Reality: Rudeness is not a compelling reason to fork over my identity to an unrelated third party.

Reality: Ignoring a message from a foreign bank is not rude. It's considered good security practice. Or am I dreaming here? Maybe I should click that link and update my Ally Bank account information ASAP.

Reality: Google should not have to defend the privacy rights of their users from the incompetence of others. If that bank mailed me physical printouts of proprietary information...maybe I'd consider contacting them. Bank-related email is sorted with the detritus of erectile dysfunction pills. I don't read all of those to make sure that some pharm-tech didn't accidentally send me a secret formula.

His conclusion:

"I do not think that we have to worry that this order will establish any precedent at all. It will not establish a precedent that puts the rights of the negligent or their victims ahead of those of innocent third parties. While it is already far too easy to get ISPs to identify their users, this case is not likely to make it any easier and has some hope of making it harder."

Reality: Precedent is always set when any authority having jurisdiction makes a decision. If the range marshal tells me to pick up my golf ball, he can tell me that it's "just this once" and I'll believe him. Beyond that...lawyers love precedent. It won't be forgotten.

I think that marginalizing Google's concern for user privacy based on rudeness, niceness, good intentions, or playing fair is disingenuous.  This is the real world, not some 1950s elementary school playground.

If you send me an e-mail message, it does not give you the right to suspend my account and snoop into my identity.

If you were incompetent or just made a typo...not my fault.

If your intel was so mission-critical that you don't have time to make it obsolete....well, that's a different security issue. Methinks that "" should not be in the list of allowable e-mail addresses for secure distribution. But I'm no expert. Maybe you should hire one.

Ahhh, if only someone could invent a way to encrypt message traffic or filter outbound mail...
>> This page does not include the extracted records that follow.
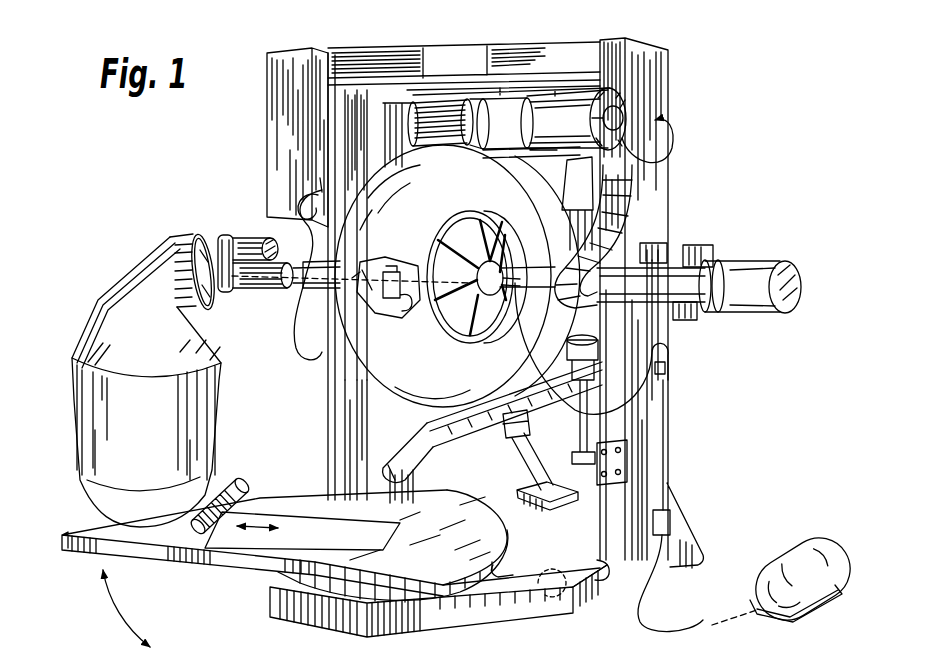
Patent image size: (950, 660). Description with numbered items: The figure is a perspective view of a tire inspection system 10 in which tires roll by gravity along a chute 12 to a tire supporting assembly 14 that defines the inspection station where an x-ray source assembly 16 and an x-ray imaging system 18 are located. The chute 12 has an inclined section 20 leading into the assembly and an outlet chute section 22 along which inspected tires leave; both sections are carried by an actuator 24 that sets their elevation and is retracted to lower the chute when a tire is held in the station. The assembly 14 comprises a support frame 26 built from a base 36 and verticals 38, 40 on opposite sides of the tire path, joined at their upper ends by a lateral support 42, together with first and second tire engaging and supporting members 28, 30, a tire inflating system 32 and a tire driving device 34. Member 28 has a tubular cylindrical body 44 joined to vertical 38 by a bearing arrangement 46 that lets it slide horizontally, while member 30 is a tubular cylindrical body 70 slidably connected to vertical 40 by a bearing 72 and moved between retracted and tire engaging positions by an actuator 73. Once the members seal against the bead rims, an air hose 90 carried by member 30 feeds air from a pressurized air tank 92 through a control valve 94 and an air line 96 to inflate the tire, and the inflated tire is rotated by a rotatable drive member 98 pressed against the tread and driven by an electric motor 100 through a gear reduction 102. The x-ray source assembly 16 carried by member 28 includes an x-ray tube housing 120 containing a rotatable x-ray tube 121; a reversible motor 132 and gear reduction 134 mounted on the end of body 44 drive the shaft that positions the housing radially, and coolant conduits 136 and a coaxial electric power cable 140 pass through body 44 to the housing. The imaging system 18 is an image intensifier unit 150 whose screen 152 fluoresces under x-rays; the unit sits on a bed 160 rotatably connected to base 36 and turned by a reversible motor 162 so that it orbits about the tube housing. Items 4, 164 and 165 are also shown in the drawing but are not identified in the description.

The section line 4 is at (545, 268).
The system 10 is at (730, 127).
The chute 12 is at (410, 427).
The tire supporting assembly 14 is at (674, 367).
The x-ray source assembly 16 is at (388, 322).
The x-ray imaging system 18 is at (84, 327).
The inclined section 20 is at (466, 430).
The outlet chute section 22 is at (408, 452).
The actuator 24 is at (530, 468).
The support frame 26 is at (676, 213).
The first tire engaging and supporting member 28 is at (271, 297).
The second tire engaging and supporting member 30 is at (540, 266).
The tire inflating system 32 is at (750, 473).
The tire driving device 34 is at (527, 98).
The base 36 is at (507, 617).
The vertical 38 is at (340, 400).
The vertical 40 is at (663, 333).
The lateral support 42 is at (514, 50).
The tubular cylindrical body 44 is at (252, 248).
The bearing arrangement 46 is at (337, 222).
The tubular cylindrical body 70 is at (567, 240).
The bearing 72 is at (606, 279).
The actuator 73 is at (677, 282).
The air hose 90 is at (570, 411).
The pressurized air tank 92 is at (815, 548).
The control valve 94 is at (668, 522).
The air line 96 is at (670, 552).
The rotatable drive member 98 is at (437, 110).
The electric motor 100 is at (578, 125).
The gear reduction 102 is at (499, 135).
The x-ray tube housing 120 is at (353, 277).
The rotatable x-ray tube 121 is at (407, 268).
The reversible motor 132 is at (259, 240).
The gear reduction 134 is at (221, 284).
The coolant conduits 136 is at (293, 357).
The coaxial electric power cable 140 is at (322, 202).
The unit 150 is at (107, 417).
The screen 152 is at (200, 250).
The bed 160 is at (250, 563).
The reversible motor 162 is at (545, 598).
The turntable 164 is at (323, 520).
The support roller 165 is at (222, 478).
If protecting intellectual property is the reason for granting the TRO and demanding action and private information...what's to stop the abuse? Need the identity of a detractor, informant, employee, or the dude who's dating your wife? All you'd have to to is send a spreadsheet, file the suit, pound your chest, and wait.

Does that sound nice?

So, you mailed a bank customer account list to my house. You looked through your outgoing traffic logs (you have those, right), and sent someone to my house. Can you lock me out and ransack the property?

Does that sound nice?

I know. It's all because I didn't respond to your e-mail that says, "Hi. I'm a bank. We need some confidential information."

We won't know the ramifications of this for a while. Or, until the next case against Google comes up where a third party is trying to discover the identity of a writer who is not being nice to a property developer accused of bribery.

Wow. That's a lot of not being nice.